What Should Your Debt-to-Income Ratio Be?

Your debt-to-income ratio is an incredibly valuable number. It will inevitably be brought up when applying for loans and credit, right alongside your credit score. Measuring your debt against your income gives it context, and the more you make, the more debt you can afford to take on. What, then, is a healthy debt-to-income ratio and what is manageable?

Your debt-to-income ratio, put simply, is the percentage of your income that goes toward paying your debt. To calculate your ratio, start by totaling your monthly debt. Your monthly debt includes what you spend each month on your mortgage or rent, your minimum credit card payments, car loan, student loans, alimony or child support and any other debt you have

Once you have your debt calculated, total your yearly income.
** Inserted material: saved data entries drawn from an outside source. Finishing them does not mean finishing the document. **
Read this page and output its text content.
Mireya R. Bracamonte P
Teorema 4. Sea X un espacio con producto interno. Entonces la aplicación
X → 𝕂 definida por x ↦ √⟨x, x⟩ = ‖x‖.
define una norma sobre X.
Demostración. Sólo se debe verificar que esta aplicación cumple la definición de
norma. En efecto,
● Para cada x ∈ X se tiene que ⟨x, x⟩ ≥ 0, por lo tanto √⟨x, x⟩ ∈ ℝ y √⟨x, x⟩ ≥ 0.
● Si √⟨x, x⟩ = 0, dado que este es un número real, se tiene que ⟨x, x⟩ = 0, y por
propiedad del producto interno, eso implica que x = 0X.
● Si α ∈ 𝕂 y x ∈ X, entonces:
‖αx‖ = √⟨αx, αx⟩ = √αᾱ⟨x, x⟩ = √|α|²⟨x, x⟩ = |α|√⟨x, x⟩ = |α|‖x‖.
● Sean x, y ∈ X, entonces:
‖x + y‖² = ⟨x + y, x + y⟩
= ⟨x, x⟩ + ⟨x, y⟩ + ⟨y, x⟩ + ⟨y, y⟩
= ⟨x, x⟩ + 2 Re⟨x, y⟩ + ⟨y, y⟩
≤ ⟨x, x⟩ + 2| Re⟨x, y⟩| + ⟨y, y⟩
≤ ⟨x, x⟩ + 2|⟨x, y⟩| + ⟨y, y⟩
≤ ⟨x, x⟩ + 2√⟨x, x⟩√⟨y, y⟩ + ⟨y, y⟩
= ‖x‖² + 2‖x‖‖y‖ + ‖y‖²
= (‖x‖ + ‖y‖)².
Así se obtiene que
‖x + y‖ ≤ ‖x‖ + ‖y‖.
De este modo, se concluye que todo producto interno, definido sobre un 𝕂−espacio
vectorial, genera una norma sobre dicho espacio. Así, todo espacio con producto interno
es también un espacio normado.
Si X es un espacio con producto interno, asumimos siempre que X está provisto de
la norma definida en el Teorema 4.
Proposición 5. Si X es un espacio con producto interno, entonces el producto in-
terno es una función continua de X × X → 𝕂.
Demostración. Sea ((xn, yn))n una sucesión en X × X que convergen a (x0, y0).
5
This includes your gross income, bonuses or overtime, alimony and child support received plus any other income you may have. Divide this number by 12 to determine your monthly income.

Once you have your monthly income and the amount of money that goes toward your debt monthly, divide the debt payments by your monthly income and multiply by 100. The number you come up with, a percentage, is your debt-to-income ratio.

By most standards, a debt-to-income ratio of 36 percent or less is considered a healthy debt load for most people. From there, if your ratio falls within the 37 to 42 percent range, you should consider reducing your debt, but it is not yet an emergency. With a ratio of 43 percent to 49 percent, you might be in financial trouble and you should start paying your debts immediately to prevent an overloaded situation. Anything greater than 50 percent is a dangerous ratio. If you fall above 50 percent, you should be aggressively paying off your debts or seeking professional help.

Aside from helping you get more credit or loans, a healthy debt-to-income ratio also helps you avoid the gradual rising of debt, which is a common pitfall. Controlling your debt-to-income ratio means you’re making sound decisions and managing credit card use and impulse buys, all things that point to a healthy financial standing. Managing your debt-to-income ratio is crucial for everything from managing debt to knowing how much house you can buy with your income. When you have a healthy debt-to-income ratio you can put more money toward other budget priorities, such as savings.